In American letters, there’s The Lost Generation, that class of ex-pats like Ernest Hemingway, Henry Miller, Anais Nin, and F. Scott Fitzgerald who shaped their impactful literature by absconding to Paris and other parts of Europe post-WWI and pre-WWII; or The Beat Generation, the movement spearheaded by Allen Ginsburg, Jack Kerouac, and William S. Burroughs who challenged the existing literary establishment with their irreverent storytelling styles and taboo subject matter.

In American cinema, there’s The Film School Generation, that group of mavericks who after emerging from Southern California in the early 1970s went on to become some of the biggest, most important directors of their or truly any time, directors who didn’t so much subvert the traditional approaches to their medium as much as they reinvented how to use those approaches to appeal to an altered, more modern audience. I’m talking specifically about Steven Spielberg, George Lucas, Francis Ford Coppola, Brian De Palma, and Martin Scorsese. Combined, these men have contributed 13 of the top 100 films of all-time, and if you were to diagram every major director who came after them, you’d find a lineage of influence that pretty much makes these guys the Mt. Rushmore of American filmmaking.

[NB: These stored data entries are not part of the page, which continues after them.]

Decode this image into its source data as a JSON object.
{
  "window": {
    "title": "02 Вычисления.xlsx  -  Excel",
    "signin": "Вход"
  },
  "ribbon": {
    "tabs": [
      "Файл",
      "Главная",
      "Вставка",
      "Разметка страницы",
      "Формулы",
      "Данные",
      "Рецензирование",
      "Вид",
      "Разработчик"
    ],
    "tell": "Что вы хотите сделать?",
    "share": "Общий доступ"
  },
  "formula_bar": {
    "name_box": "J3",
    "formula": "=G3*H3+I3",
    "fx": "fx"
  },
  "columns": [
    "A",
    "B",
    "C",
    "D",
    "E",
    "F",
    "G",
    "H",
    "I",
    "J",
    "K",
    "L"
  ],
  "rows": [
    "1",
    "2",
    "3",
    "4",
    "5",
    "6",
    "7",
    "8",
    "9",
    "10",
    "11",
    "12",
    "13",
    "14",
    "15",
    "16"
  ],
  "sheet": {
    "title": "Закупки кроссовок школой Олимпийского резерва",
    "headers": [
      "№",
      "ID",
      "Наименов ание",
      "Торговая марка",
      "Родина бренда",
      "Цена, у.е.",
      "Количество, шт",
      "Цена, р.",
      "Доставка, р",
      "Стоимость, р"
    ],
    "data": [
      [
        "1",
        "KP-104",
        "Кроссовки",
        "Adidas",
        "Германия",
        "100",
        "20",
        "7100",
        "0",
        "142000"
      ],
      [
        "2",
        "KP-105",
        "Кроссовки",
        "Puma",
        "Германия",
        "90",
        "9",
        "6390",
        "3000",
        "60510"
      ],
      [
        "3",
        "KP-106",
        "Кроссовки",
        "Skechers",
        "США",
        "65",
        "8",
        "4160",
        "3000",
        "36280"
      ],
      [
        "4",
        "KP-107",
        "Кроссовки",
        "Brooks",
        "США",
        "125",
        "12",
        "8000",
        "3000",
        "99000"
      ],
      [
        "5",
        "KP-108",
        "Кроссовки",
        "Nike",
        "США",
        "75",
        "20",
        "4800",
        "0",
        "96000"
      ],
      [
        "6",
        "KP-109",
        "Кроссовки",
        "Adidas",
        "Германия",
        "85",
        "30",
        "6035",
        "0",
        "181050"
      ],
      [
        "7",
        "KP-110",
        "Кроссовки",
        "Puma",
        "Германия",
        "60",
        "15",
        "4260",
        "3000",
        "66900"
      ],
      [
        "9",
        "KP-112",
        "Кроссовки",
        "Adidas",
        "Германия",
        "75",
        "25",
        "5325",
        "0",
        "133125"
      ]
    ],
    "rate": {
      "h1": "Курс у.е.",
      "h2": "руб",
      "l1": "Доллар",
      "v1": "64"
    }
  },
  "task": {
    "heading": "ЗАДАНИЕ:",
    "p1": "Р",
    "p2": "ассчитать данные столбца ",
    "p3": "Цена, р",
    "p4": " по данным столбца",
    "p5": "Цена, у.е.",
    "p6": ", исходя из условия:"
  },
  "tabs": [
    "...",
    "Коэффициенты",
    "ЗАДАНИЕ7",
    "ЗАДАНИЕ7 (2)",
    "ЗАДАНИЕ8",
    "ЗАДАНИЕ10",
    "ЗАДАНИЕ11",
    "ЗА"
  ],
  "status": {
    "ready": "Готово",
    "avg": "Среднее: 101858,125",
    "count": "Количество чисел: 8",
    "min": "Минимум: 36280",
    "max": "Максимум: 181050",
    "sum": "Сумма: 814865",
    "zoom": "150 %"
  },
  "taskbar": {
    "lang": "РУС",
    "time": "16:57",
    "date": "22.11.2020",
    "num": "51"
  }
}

So vast and powerful is their individual and collective influence, that no mere interview can capture the magic of their creative ascents, you need a whole whopping mini-doc to do that, and that’s just what we have for you in the following, six-part, hour-long look at the legacy and lasting importance of The Film School Generation, including the aesthetic distinctions of their schools (USC, UCLA, and NYU), their approach to the industry-side of filmmaking, and the medium-shifting impact of films like The Godfather, Star Wars, and Jaws. It’s called, appropriately enough, “The Film School Generation,” and it’s a part of a larger series entitled American Cinema that was made back in 1995. Besides the mentioned men, other interviews include writer-director John Milius, editor and sound artist Walter Murch, and writer-director Paul Schrader.

If we lived in some kind of totalitarian state where you were only allowed to watch one documentary about film, filmmakers, or filmmaking for your whole life, this would be my choice. Famed Russian author Fyodor Dostoyevsky is famous for remarking, “We all came out from under Gogol’s overcoat,” by which he means his nation’s literature and its particular style and content can be traced to one short story by Nikolai Gogol, “The Overcoat;” it is the tipping point where the entity of Russian Literature began. The Film School Generation is when modern American cinema began, and we all came out from under the megaphone of these directors. Some of these stories you’ll know, some you won’t, but all are invaluable resources not just for folks who want to make films, but really anyone who wants to understand and appreciate the medium better. Make the time for this one, it is no less than vital viewing.